3
votes

I have a parquet dataframe, with the following structure:

  1. ID String
  2. DATE Date
  3. 480 other feature columns of type Double

I have to replace each of the 480 feature columns with their corresponding weighted moving averages, with a window of 250. Initially, I am trying to do this for a single column, with the following simple code:

var data = sparkSession.read.parquet("s3://data-location")
var window = Window.rowsBetween(-250, Window.currentRow - 1).partitionBy("ID").orderBy("DATE")
data.withColumn("Feature_1", col("Feature_1").divide(avg("Feature_1").over(window))).write.parquet("s3://data-out")

The input data contains 20 Million rows, and each ID has about 4-5000 dates associated. I have run this on an AWS EMR cluster(m4.xlarge instances), with the following results for one column:

  • 4 executors X 4 cores X 10 GB + 1 GB for yarn overhead (so 2.5GB per task, 16 concurrent running tasks) , took 14 min
  • 8 executors X 4 cores X 10GB + 1 GB for yarn overhead (so 2.5GB per task, 32 concurrent running tasks), took 8 minutes

I have tweaked the following settings, with the hope of bringing the total time down:

  • spark.memory.storageFraction 0.02
  • spark.sql.windowExec.buffer.in.memory.threshold 100000
  • spark.sql.constraintPropagation.enabled false

The second one helped prevent some spilling seen in the logs, but none helped with the actual performance.

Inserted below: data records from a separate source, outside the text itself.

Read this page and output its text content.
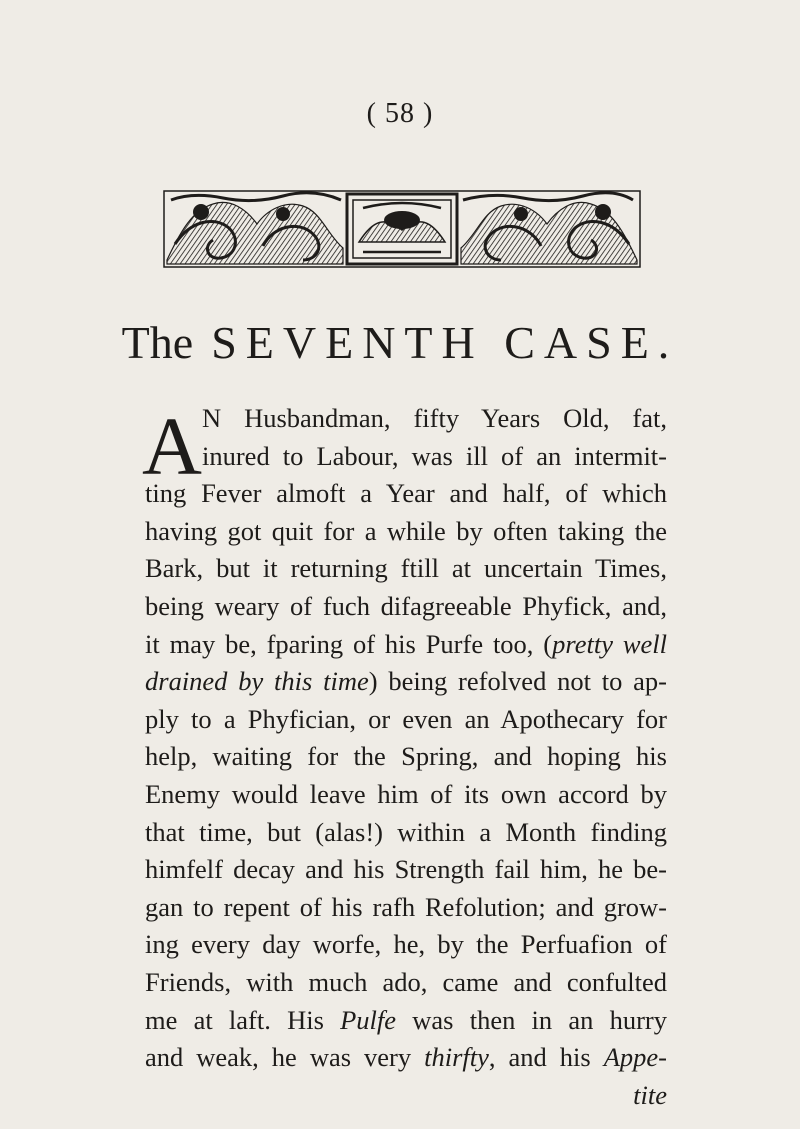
( 58 )
The SEVENTH CASE.
A N Husbandman, fifty Years Old, fat,
inured to Labour, was ill of an intermit-
ting Fever almoft a Year and half, of which
having got quit for a while by often taking the
Bark, but it returning ftill at uncertain Times,
being weary of fuch difagreeable Phyfick, and,
it may be, fparing of his Purfe too, (pretty well
drained by this time) being refolved not to ap-
ply to a Phyfician, or even an Apothecary for
help, waiting for the Spring, and hoping his
Enemy would leave him of its own accord by
that time, but (alas!) within a Month finding
himfelf decay and his Strength fail him, he be-
gan to repent of his rafh Refolution; and grow-
ing every day worfe, he, by the Perfuafion of
Friends, with much ado, came and confulted
me at laft. His Pulfe was then in an hurry
and weak, he was very thirfty, and his Appe-
tite
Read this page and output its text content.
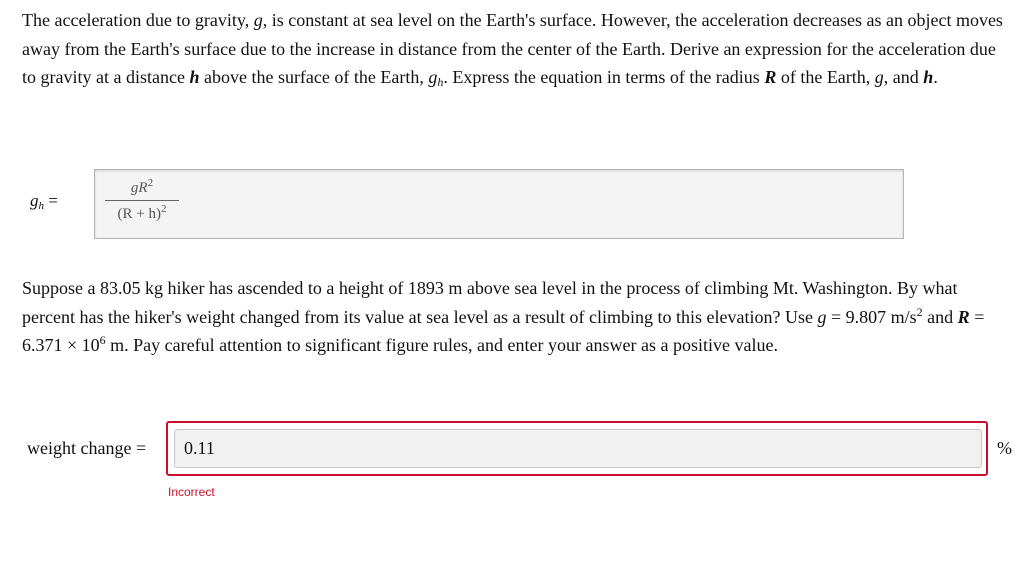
The acceleration due to gravity, g, is constant at sea level on the Earth's surface. However, the acceleration decreases as an object moves away from the Earth's surface due to the increase in distance from the center of the Earth. Derive an expression for the acceleration due to gravity at a distance h above the surface of the Earth, $g_h$. Express the equation in terms of the radius R of the Earth, g, and h.

$g_h$ =
$gR^2$
$(R + h)^2$

Suppose a 83.05 kg hiker has ascended to a height of 1893 m above sea level in the process of climbing Mt. Washington. By what percent has the hiker's weight changed from its value at sea level as a result of climbing to this elevation? Use g = 9.807 $m/s^2$ and $R = 6.371 \times 10^6$ m. Pay careful attention to significant figure rules, and enter your answer as a positive value.

weight change =	0.11	%
Incorrect
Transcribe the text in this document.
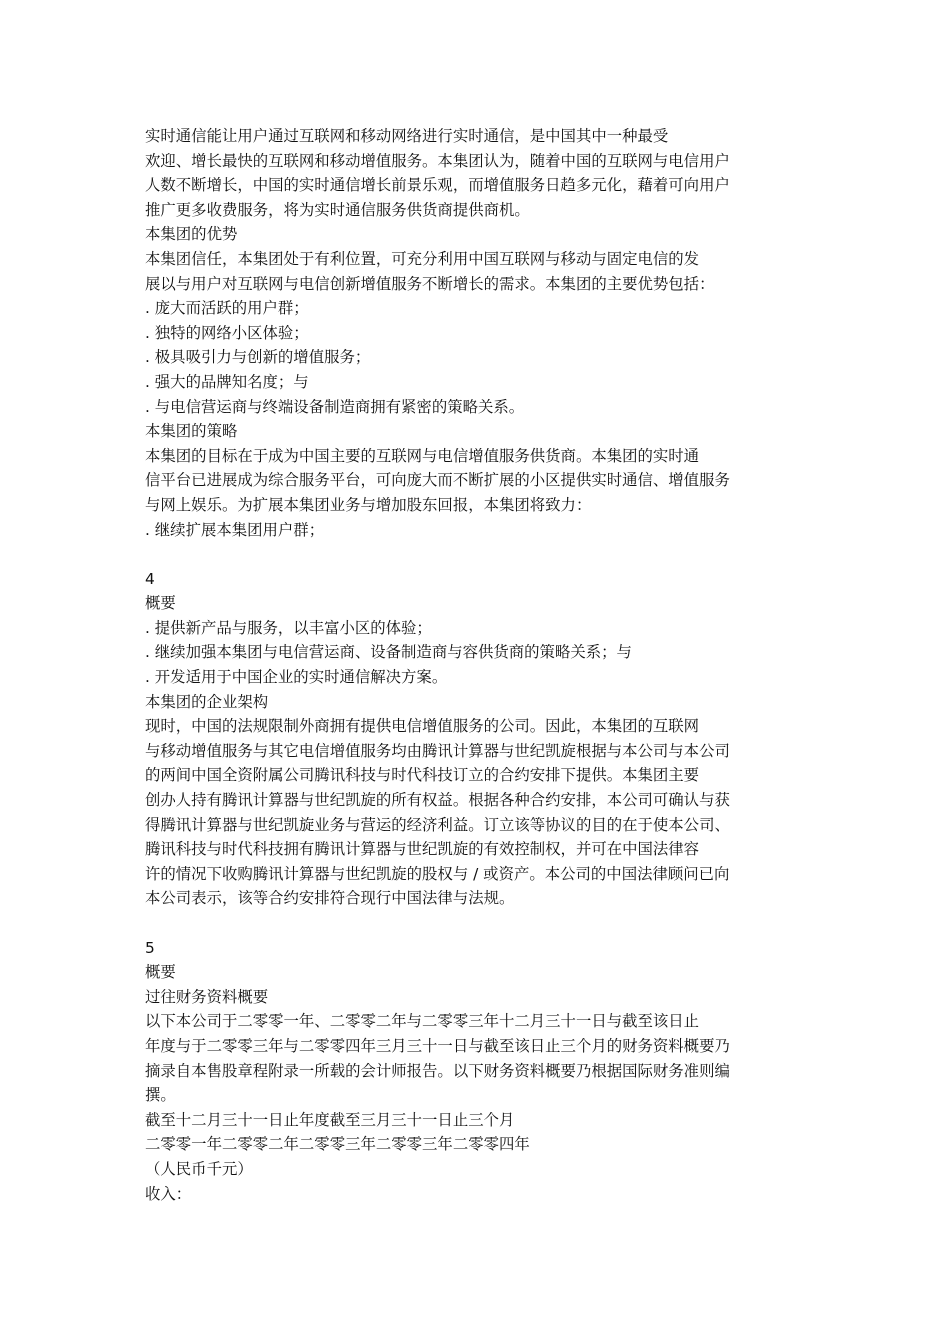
实时通信能让用户通过互联网和移动网络进行实时通信，是中国其中一种最受
欢迎、增长最快的互联网和移动增值服务。本集团认为，随着中国的互联网与电信用户
人数不断增长，中国的实时通信增长前景乐观，而增值服务日趋多元化，藉着可向用户
推广更多收费服务，将为实时通信服务供货商提供商机。
本集团的优势
本集团信任，本集团处于有利位置，可充分利用中国互联网与移动与固定电信的发
展以与用户对互联网与电信创新增值服务不断增长的需求。本集团的主要优势包括：
. 庞大而活跃的用户群；
. 独特的网络小区体验；
. 极具吸引力与创新的增值服务；
. 强大的品牌知名度；与
. 与电信营运商与终端设备制造商拥有紧密的策略关系。
本集团的策略
本集团的目标在于成为中国主要的互联网与电信增值服务供货商。本集团的实时通
信平台已进展成为综合服务平台，可向庞大而不断扩展的小区提供实时通信、增值服务
与网上娱乐。为扩展本集团业务与增加股东回报，本集团将致力：
. 继续扩展本集团用户群；
4
概要
. 提供新产品与服务，以丰富小区的体验；
. 继续加强本集团与电信营运商、设备制造商与容供货商的策略关系；与
. 开发适用于中国企业的实时通信解决方案。
本集团的企业架构
现时，中国的法规限制外商拥有提供电信增值服务的公司。因此，本集团的互联网
与移动增值服务与其它电信增值服务均由腾讯计算器与世纪凯旋根据与本公司与本公司
的两间中国全资附属公司腾讯科技与时代科技订立的合约安排下提供。本集团主要
创办人持有腾讯计算器与世纪凯旋的所有权益。根据各种合约安排，本公司可确认与获
得腾讯计算器与世纪凯旋业务与营运的经济利益。订立该等协议的目的在于使本公司、
腾讯科技与时代科技拥有腾讯计算器与世纪凯旋的有效控制权，并可在中国法律容
许的情况下收购腾讯计算器与世纪凯旋的股权与 / 或资产。本公司的中国法律顾问已向
本公司表示，该等合约安排符合现行中国法律与法规。
5
概要
过往财务资料概要
以下本公司于二零零一年、二零零二年与二零零三年十二月三十一日与截至该日止
年度与于二零零三年与二零零四年三月三十一日与截至该日止三个月的财务资料概要乃
摘录自本售股章程附录一所载的会计师报告。以下财务资料概要乃根据国际财务准则编
撰。
截至十二月三十一日止年度截至三月三十一日止三个月
二零零一年二零零二年二零零三年二零零三年二零零四年
（人民币千元）
收入：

I do not understand why it takes so long for just 20 Million records. I know that for computing weighted moving average, it needs to do 20 M X 250 (the window size) averages and divisions, but with 16 cores (first run) I don't see why it would take so long. I can't imagine how long it would take for the rest of the 479 remaining feature columns!

I have also tried increasing the default shuffle paritions, by setting:

  • spark.sql.shuffle.partitions 1000

but even with 1000 partitions, it didn't bring the time down. Also tried sorting the data by ID and DATE before calling the window aggregations, without any benefit.

Is there any way to improve this, or window functions generally run slow with my usecase? This is 20M rows only, nowhere near what spark can process with other types of workload..

1

1 Answers

0
votes

Your dataset size is approximately 70 GB. if i understood it correctly for each id it is sorting on date for all the records and then taking the preceding 250 records to do average. As you need to apply this on more than 400 columns, i would recommend trying bucketing while parquet creation to avoid shuffling. it takes considerable amount of time for writing the bucketted parquet file but for all 480 columns derivation that may not take 8 minutes *480 executing time.

please try bucketing or repartition and sortwithin while creating parquet file and let me know if it works.